You’ve failed to take Congress into consideration. Even without the report in hand, certain members are jumping up and down, nonplussed at the thought of funneling even more money into yet another housing agency. As Reuters reports:

A pair of House Republicans on Wednesday warned the Obama administration that Congress does not have the appetite for a bailout of the financially strapped Federal Housing Administration.

“If not addressed promptly, problems at the FHA may result in yet another massive taxpayer-funded bailout that this country cannot afford and which the American people will not accept,” wrote Republicans Darrell Issa of California and Spencer Bachus of Alabama in a letter, released Wednesday, to Housing and Urban Development Secretary Shaun Donovan.
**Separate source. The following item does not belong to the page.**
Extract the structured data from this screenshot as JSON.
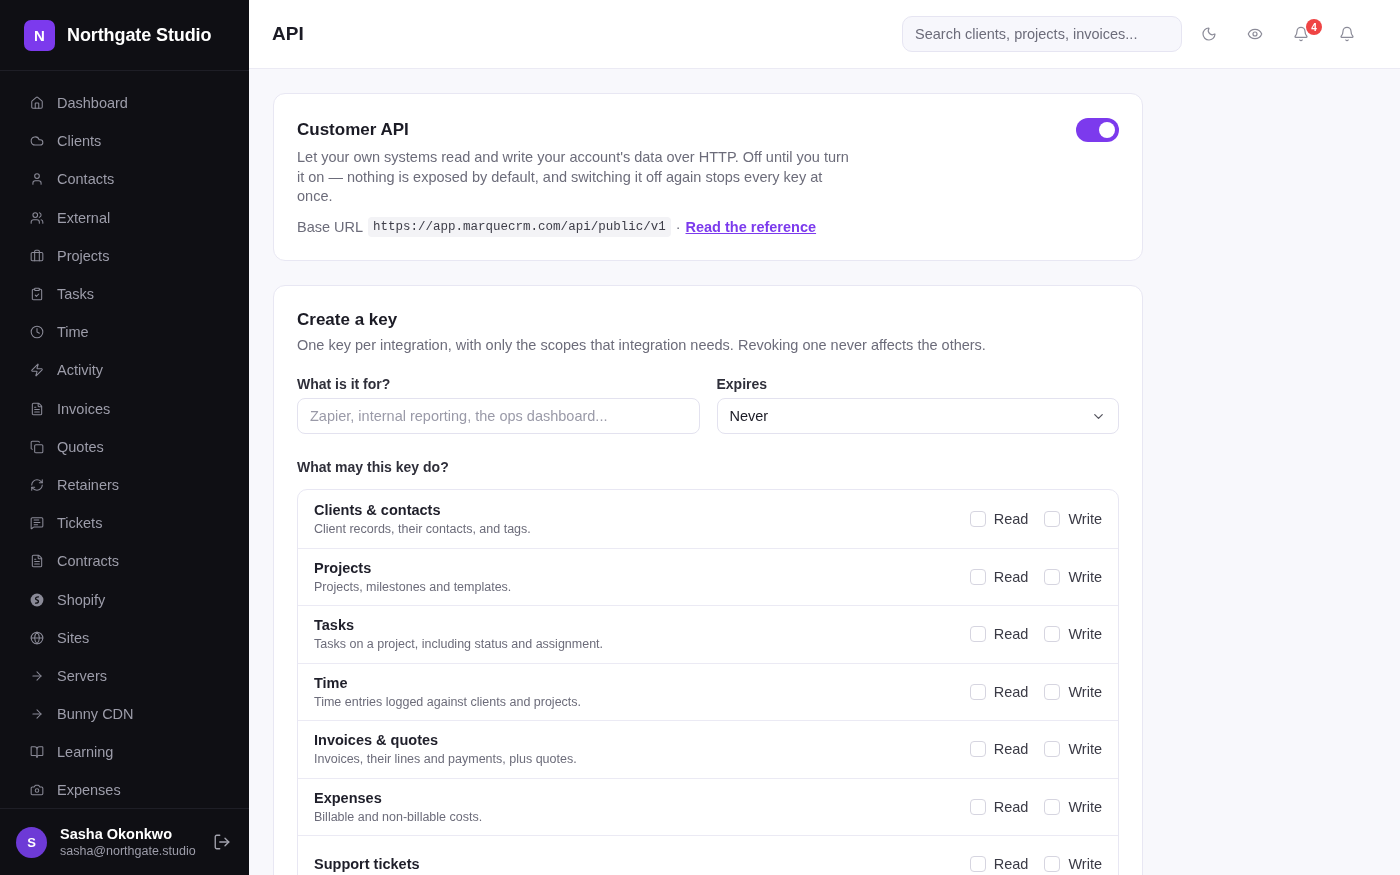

That’s a major slam on the FHA, considering that the agency was a key player in keeping the mortgage market going in the dark days of 2008. As skittish private lenders pulled back on credit, the FHA helped get a lot of deals done. According to SNL Financial, 3% of home loans written by Wells Fargo in 2007 were backed by the FHA. In 2008, more than 12% were. Bank of America saw a similar jump—from 2% in 2007 to 12% in 2008. J.P Morgan Chase went from less than 1% to nearly 10%. What would the housing market have looked like without the FHA? I’m glad we didn’t have to find out.

Now, no one is saying the FHA did all that as gracefully as we would have liked. But it wasn’t exactly a secret what was happening. In fact, in order to expand the reach of the FHA, in 2008 Congress—Congress!—raised the size of loan the FHA is allowed to insure. And just last month, Congress—Congress!!—extended that raised limit into 2010. It’s fine to complain about how the FHA has run things, but when that complaining comes from the same body that leaned on the FHA to help save the housing market and yet didn’t, say, double its budget to hire more people to handle the massive inflow, I start to get a little testy.

But enough of that. I’m not going to be too judgy until I get my FHA annual actuarial study. Data first.